Anastasio pensò che il merito di alcune persone sta nel trasmettere con lucidità ciò che spesso anche altri individui pensano ma che non si soffermano a puntualizzare.
Anche lui, infatti, da sempre era convinto di ciò o di qualcosa di simile eppure non si era mai soffermato ad analizzare quel concetto.
Lo aveva fatto in sua vece quel filosofo del XV secolo e lui ora gli era grato per aver tradotto in chiaro un suo pensiero inespresso.
Dunque non era il solo a pensare certe cose.
Anche il corollario di quel principio era affascinante: la concordia di quelle conoscenze dovrebbe portare all’unità della società umana identificata con la pace universale.
L’autore era stato semplice e audace allo stesso tempo.
Il concetto era lineare ma non certo semplicistico.
Anastasio fu confortato all’idea che quella sua intima convinzione fosse stata avallata da un eminente filosofo.
Dunque non era lui un tipo stravagante che pensava cose stravaganti.
Era anche un po’ deluso, però.
Già centinaia di anni prima di lui qualcuno aveva affermato quei concetti e, pertanto, non era lui l’unico o il primo a fare tali sagge considerazioni.
Rise di sé e continuò a leggere.
Si ritrovò a condividere anche l’affermazione secondo la quale Dio ha plasmato l’uomo in modo che questi possa assumere diverse forme.
Egli può innalzarsi ad angelo o degenerare a bruto.
Già… anche di questo era convinto con la differenza, però, che lui non riteneva che all’origine di tutto ci fosse un Dio.
Per sua natura, pensava, l’uomo è fatto in questo modo.
Sta a lui decidere da che parte stare.
Le azioni umane non dipendono da entità divine ma solo dalla volontà dell’uomo stesso; per questo egli è responsabile delle proprie azioni.
Queste considerazioni gli riportarono alla mente gli argomenti trattati durante la riunione cui aveva partecipato la sera prima.
Voler far dipendere tutto da qualcosa di soprannaturale, di ‘divino’; questa era stata la finalità di quasi tutti gli interventi dei presenti.

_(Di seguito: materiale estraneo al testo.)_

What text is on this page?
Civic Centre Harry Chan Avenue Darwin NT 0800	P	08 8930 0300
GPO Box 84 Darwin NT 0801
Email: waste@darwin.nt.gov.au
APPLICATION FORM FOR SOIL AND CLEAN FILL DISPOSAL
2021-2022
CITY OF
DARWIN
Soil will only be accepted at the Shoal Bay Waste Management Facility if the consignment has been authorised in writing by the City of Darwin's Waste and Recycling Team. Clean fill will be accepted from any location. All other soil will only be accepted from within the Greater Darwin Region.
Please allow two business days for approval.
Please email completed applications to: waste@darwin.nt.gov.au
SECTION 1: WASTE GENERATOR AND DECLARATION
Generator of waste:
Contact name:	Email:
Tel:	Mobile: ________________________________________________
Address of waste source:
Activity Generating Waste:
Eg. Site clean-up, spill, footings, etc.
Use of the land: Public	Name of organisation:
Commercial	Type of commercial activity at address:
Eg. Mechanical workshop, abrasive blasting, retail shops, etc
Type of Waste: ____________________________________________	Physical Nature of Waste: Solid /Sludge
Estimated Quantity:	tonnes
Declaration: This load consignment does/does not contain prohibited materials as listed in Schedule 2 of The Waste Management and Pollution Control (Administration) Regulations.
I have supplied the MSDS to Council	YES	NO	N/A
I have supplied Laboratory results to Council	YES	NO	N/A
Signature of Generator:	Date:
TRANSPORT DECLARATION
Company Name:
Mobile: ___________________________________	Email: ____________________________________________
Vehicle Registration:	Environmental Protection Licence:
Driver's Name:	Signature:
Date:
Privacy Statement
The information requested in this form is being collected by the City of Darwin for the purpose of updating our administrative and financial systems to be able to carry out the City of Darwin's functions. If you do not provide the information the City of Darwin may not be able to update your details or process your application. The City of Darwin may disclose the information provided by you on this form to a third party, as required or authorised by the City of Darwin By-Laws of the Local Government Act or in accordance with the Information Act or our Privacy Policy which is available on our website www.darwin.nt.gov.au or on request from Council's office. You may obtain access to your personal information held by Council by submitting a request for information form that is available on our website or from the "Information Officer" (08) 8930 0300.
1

Ricordò che quando qualcuno aveva affermato l’identificazione dell’intelletto con l’anima era stato tentato di intervenire.
Avrebbe voluto ribattere che la capacità di riflettere, di conoscere è capacità umana, cosa c’entra l’anima?
Si era trattenuto, però.
Sarebbe stata una battaglia persa.
Nessuno dei presenti avrebbe accettato un contraddittorio al riguardo, chiusi com’erano nelle loro convinzioni.

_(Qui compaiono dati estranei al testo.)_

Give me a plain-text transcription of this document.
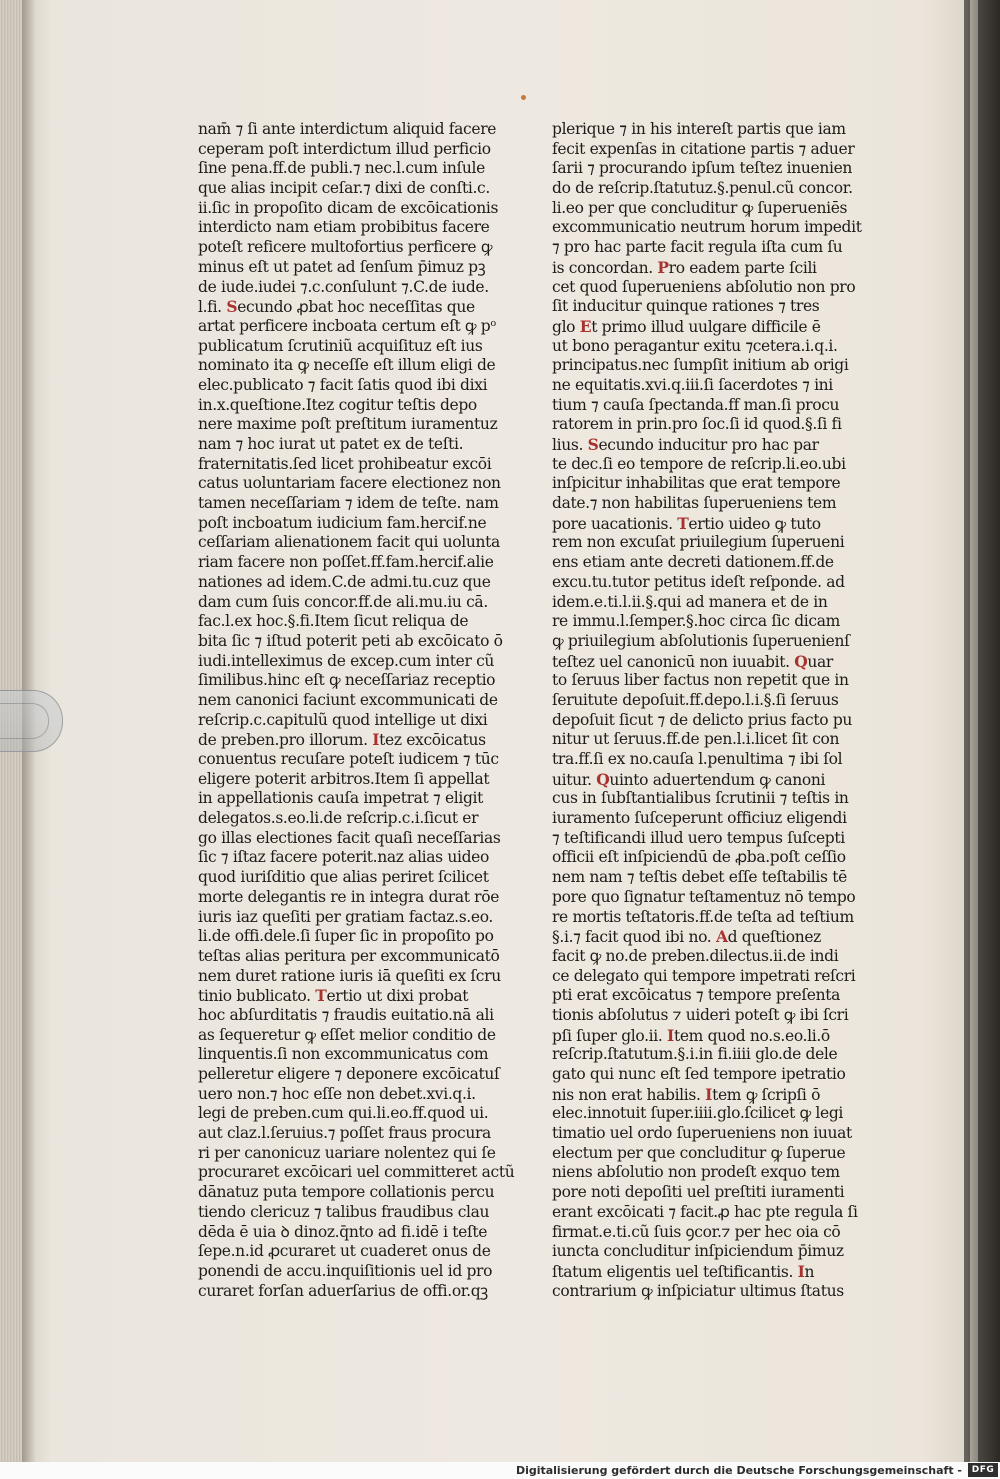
nam̄ ⁊ ſi ante interdictum aliquid facere
ceperam poſt interdictum illud perficio
ſine pena.ff.de publi.⁊ nec.l.cum inſule
que alias incipit ceſar.⁊ dixi de conſti.c.
ii.ſic in propoſito dicam de excōicationis
interdicto nam etiam probibitus facere
poteſt reficere multofortius perficere ꝙ
minus eſt ut patet ad ſenſum p̄imuz pꝫ
de iude.iudei ⁊.c.conſulunt ⁊.C.de iude.
l.fi. Secundo ꝓbat hoc neceſſitas que
artat perficere incboata certum eſt ꝙ pᵒ
publicatum ſcrutiniũ acquiſituz eſt ius
nominato ita ꝙ neceſſe eſt illum eligi de
elec.publicato ⁊ facit ſatis quod ibi dixi
in.x.queſtione.Itez cogitur teſtis depo
nere maxime poſt preſtitum iuramentuz
nam ⁊ hoc iurat ut patet ex de teſti.
fraternitatis.ſed licet prohibeatur excōi
catus uoluntariam facere electionez non
tamen neceſſariam ⁊ idem de teſte. nam
poſt incboatum iudicium fam.hercif.ne
ceſſariam alienationem facit qui uolunta
riam facere non poſſet.ff.fam.hercif.alie
nationes ad idem.C.de admi.tu.cuz que
dam cum ſuis concor.ff.de ali.mu.iu cā.
fac.l.ex hoc.§.fi.Item ſicut reliqua de
bita ſic ⁊ iſtud poterit peti ab excōicato ō
iudi.intelleximus de excep.cum inter cũ
ſimilibus.hinc eſt ꝙ neceſſariaz receptio
nem canonici faciunt excommunicati de
reſcrip.c.capitulũ quod intellige ut dixi
de preben.pro illorum. Itez excōicatus
conuentus recuſare poteſt iudicem ⁊ tūc
eligere poterit arbitros.Item ſi appellat
in appellationis cauſa impetrat ⁊ eligit
delegatos.s.eo.li.de reſcrip.c.i.ſicut er
go illas electiones facit quaſi neceſſarias
ſic ⁊ iſtaz facere poterit.naz alias uideo
quod iuriſditio que alias periret ſcilicet
morte delegantis re in integra durat rōe
iuris iaz queſiti per gratiam factaz.s.eo.
li.de offi.dele.ſi ſuper ſic in propoſito po
teſtas alias peritura per excommunicatō
nem duret ratione iuris iā queſiti ex ſcru
tinio bublicato. Tertio ut dixi probat
hoc abſurditatis ⁊ fraudis euitatio.nā ali
as ſequeretur ꝙ eſſet melior conditio de
linquentis.ſi non excommunicatus com
pelleretur eligere ⁊ deponere excōicatuſ
uero non.⁊ hoc eſſe non debet.xvi.q.i.
legi de preben.cum qui.li.eo.ff.quod ui.
aut claz.l.ſeruius.⁊ poſſet fraus procura
ri per canonicuz uariare nolentez qui ſe
procuraret excōicari uel committeret actũ
dānatuz puta tempore collationis percu
tiendo clericuz ⁊ talibus fraudibus clau
dēda ē uia ꝺ dinoz.q̄nto ad fi.idē i teſte
ſepe.n.id ꝓcuraret ut cuaderet onus de
ponendi de accu.inquiſitionis uel id pro
curaret forſan aduerſarius de offi.or.qꝫ
plerique ⁊ in his intereſt partis que iam
fecit expenſas in citatione partis ⁊ aduer
ſarii ⁊ procurando ipſum teſtez inuenien
do de reſcrip.ſtatutuz.§.penul.cũ concor.
li.eo per que concluditur ꝙ ſuperueniēs
excommunicatio neutrum horum impedit
⁊ pro hac parte facit regula iſta cum ſu
is concordan. Pro eadem parte ſcili
cet quod ſuperueniens abſolutio non pro
ſit inducitur quinque rationes ⁊ tres
glo Et primo illud uulgare difficile ē
ut bono peragantur exitu ⁊cetera.i.q.i.
principatus.nec ſumpſit initium ab origi
ne equitatis.xvi.q.iii.ſi ſacerdotes ⁊ ini
tium ⁊ cauſa ſpectanda.ff man.ſi procu
ratorem in prin.pro ſoc.ſi id quod.§.ſi fi
lius. Secundo inducitur pro hac par
te dec.ſi eo tempore de reſcrip.li.eo.ubi
inſpicitur inhabilitas que erat tempore
date.⁊ non habilitas ſuperueniens tem
pore uacationis. Tertio uideo ꝙ tuto
rem non excuſat priuilegium ſuperueni
ens etiam ante decreti dationem.ff.de
excu.tu.tutor petitus ideſt reſponde. ad
idem.e.ti.l.ii.§.qui ad manera et de in
re immu.l.ſemper.§.hoc circa ſic dicam
ꝙ priuilegium abſolutionis ſuperuenienſ
teſtez uel canonicū non iuuabit. Quar
to ſeruus liber factus non repetit que in
ſeruitute depoſuit.ff.depo.l.i.§.ſi ſeruus
depoſuit ſicut ⁊ de delicto prius facto pu
nitur ut ſeruus.ff.de pen.l.i.licet ſit con
tra.ff.ſi ex no.cauſa l.penultima ⁊ ibi ſol
uitur. Quinto aduertendum ꝙ canoni
cus in ſubſtantialibus ſcrutinii ⁊ teſtis in
iuramento ſuſceperunt officiuz eligendi
⁊ teſtificandi illud uero tempus ſuſcepti
officii eſt inſpiciendū de ꝓba.poſt ceſſio
nem nam ⁊ teſtis debet eſſe teſtabilis tē
pore quo ſignatur teſtamentuz nō tempo
re mortis teſtatoris.ff.de teſta ad teſtium
§.i.⁊ facit quod ibi no. Ad queſtionez
facit ꝙ no.de preben.dilectus.ii.de indi
ce delegato qui tempore impetrati reſcri
pti erat excōicatus ⁊ tempore preſenta
tionis abſolutus ⁊ uideri poteſt ꝙ ibi ſcri
pſi ſuper glo.ii. Item quod no.s.eo.li.ō
reſcrip.ſtatutum.§.i.in fi.iiii glo.de dele
gato qui nunc eſt ſed tempore ipetratio
nis non erat habilis. Item ꝙ ſcripſi ō
elec.innotuit ſuper.iiii.glo.ſcilicet ꝙ legi
timatio uel ordo ſuperueniens non iuuat
electum per que concluditur ꝙ ſuperue
niens abſolutio non prodeſt exquo tem
pore noti depoſiti uel preſtiti iuramenti
erant excōicati ⁊ facit.ꝓ hac pte regula ſi
firmat.e.ti.cũ ſuis ꝯcor.⁊ per hec oia cō
iuncta concluditur inſpiciendum p̄imuz
ſtatum eligentis uel teſtificantis. In
contrarium ꝙ inſpiciatur ultimus ſtatus
Digitalisierung gefördert durch die Deutsche Forschungsgemeinschaft -	DFG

Convinzioni strumentali e necessarie all’affermazione secondo la quale uno Stato non può reggersi e nemmeno esistere senza la religione.
Con un certo sforzo ricordò in che modo fossero riusciti ad andare così lontano.
Si era partiti dalla considerazione secondo la quale le idee sono il frutto di una illuminazione che Dio ha donato all’uomo costituendo una struttura logica nella mente delle sue creature, un archetipo eterno, per arrivare ad una visione della politica di tipo marcatamente religioso.
Era rabbrividito, a volte, ascoltando le dissertazioni di alcuni dei presenti; esempi degradanti di piaggeria.
Ovviamente ‘uccello predatore’ si era trovato completamente a suo agio tra quelle persone.
Più gli interventi dei presenti avevano avallato le sue idee più aveva sorriso soddisfatto e compiaciuto.
Ad Anastasio era sembrato persino che più aumentava il suo disagio tanto più aumentava il godimento dell’altro.
Decise di non pensare più a lui.
Era sgradevole anche il suo ricordo.
Continuò a leggere ma tutto gli riportava alla mente la noiosa e irritante serata.
Chiuse gli occhi e si appisolò sulla poltrona del suo studio lasciando cadere il libro sul pavimento.